- Artist: Jean-Michel Basquiat
- Year: 1981
- Medium: Acrylic and oilstick on canvas
- Movement: Neo-expressionism
- Dimensions: 205.74 cm × 175.9 cm (81.00 in × 69.25 in)
- Location: The Broad, Los Angeles;

= Untitled (Skull) =

1981 painting by Jean-Michel Basquiat

Untitled is a 1981 painting created by American artist Jean-Michel Basquiat. An X-ray-like vision of the head's exposed upper and lower jaw accounts for its misinterpretation as a skull. The painting was acquired by Eli and Edythe Broad in 1982, and is housed at The Broad museum in Los Angeles.

==History==
Basquiat began working on Untitled in early 1979
. Unlike most of his pieces which were completed exuberantly within a few days, Untitled remained unfinished for several months as Basquiat stalled its completion. Art historian Fred Hoffman's description alludes to a vision Basquiat may have conjured in the studio: "One can only speculate about the reasons for this hesitation, but several individuals close to the artist—including myself and Annina Nosei, the artist’s dealer at the time—suspect that this young, unseasoned artist hesitated to complete the work because he was caught off guard, possibly even frightened, by the power and energy emanating from this unexpected image."

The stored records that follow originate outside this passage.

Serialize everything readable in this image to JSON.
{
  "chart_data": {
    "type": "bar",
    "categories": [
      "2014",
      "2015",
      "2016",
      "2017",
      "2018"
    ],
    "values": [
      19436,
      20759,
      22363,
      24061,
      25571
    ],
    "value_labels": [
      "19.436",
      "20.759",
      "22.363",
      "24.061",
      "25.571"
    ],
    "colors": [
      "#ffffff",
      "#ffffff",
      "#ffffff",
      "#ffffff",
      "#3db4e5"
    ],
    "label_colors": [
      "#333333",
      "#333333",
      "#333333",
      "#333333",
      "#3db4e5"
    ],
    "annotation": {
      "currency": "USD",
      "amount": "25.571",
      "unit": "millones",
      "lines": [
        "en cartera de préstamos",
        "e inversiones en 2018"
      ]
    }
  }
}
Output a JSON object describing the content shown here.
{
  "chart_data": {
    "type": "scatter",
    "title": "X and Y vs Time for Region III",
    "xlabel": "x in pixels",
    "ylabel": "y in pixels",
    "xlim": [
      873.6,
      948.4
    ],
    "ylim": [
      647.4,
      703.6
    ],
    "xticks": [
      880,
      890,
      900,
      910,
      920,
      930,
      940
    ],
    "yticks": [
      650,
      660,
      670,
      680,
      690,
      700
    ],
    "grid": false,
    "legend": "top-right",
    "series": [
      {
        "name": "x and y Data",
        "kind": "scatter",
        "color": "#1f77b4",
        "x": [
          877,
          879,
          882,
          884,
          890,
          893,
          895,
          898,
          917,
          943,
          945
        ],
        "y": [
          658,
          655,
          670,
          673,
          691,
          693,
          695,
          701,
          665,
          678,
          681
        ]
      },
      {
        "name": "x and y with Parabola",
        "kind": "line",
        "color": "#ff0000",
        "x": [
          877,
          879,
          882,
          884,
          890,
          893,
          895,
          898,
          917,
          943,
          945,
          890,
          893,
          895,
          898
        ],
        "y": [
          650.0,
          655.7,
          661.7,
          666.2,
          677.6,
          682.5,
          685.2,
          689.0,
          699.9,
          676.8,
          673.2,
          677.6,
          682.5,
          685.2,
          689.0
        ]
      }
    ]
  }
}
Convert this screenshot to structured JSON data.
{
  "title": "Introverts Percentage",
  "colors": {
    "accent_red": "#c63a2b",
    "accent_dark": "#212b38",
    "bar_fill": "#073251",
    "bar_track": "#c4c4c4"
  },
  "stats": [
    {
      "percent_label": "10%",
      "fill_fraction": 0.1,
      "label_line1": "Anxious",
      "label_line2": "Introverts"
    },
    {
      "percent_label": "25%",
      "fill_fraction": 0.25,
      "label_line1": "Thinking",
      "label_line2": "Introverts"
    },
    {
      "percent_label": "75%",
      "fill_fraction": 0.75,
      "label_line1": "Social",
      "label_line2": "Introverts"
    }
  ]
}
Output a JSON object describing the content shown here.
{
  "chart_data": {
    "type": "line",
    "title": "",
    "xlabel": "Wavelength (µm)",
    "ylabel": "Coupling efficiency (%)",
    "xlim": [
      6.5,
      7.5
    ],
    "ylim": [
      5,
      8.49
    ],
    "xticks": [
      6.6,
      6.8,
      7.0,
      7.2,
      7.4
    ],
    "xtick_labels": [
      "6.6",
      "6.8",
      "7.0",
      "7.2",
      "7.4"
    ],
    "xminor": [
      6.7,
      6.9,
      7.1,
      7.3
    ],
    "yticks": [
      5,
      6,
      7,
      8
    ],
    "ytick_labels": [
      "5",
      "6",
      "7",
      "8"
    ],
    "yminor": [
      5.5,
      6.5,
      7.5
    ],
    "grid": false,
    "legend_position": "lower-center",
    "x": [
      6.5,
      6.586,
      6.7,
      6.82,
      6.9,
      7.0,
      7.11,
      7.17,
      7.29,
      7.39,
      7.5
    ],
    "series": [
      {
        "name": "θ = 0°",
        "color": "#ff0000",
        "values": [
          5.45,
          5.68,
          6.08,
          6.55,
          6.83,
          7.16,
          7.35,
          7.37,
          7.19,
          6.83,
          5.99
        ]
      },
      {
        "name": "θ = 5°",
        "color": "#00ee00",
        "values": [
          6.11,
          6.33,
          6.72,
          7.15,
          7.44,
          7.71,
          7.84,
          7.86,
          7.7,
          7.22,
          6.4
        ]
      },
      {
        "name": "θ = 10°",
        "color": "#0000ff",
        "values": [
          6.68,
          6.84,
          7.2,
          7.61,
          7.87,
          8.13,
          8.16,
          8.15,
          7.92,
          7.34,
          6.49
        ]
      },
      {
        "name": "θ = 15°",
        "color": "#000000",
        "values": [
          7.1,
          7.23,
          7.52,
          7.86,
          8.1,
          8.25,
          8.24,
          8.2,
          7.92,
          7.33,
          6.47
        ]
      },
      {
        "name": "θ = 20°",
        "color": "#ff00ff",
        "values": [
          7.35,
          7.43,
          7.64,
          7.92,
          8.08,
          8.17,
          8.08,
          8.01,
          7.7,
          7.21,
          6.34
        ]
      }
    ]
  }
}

Untitled depicts both inside and outside dimensions of a head, existing between life and death. The eyes are listless, as if the head was lobotomized. The subdued facial expression is a contrast to the vibrant colors that suggest an abundance of internal activity. Basquiat's use of heads and skulls are deeply rooted in his identity as a Black American and are evocative of African masks. "He developed a unique style, which combined expressive and at times violent brushstrokes with words, symbols, and a variety of materials, to confront social issues."

The painting was presented as Untitled at Basquiat's debut American solo exhibition at the Annina Nosei Gallery in 1982. When it was purchased some months later, the word "Skull" was added to the title and has accompanied the painting ever since, through numerous exhibitions. Hoffman suggests the change in title was "the result of confusing the work with the more traditional iconography of the memento mori, in which a skull implies death."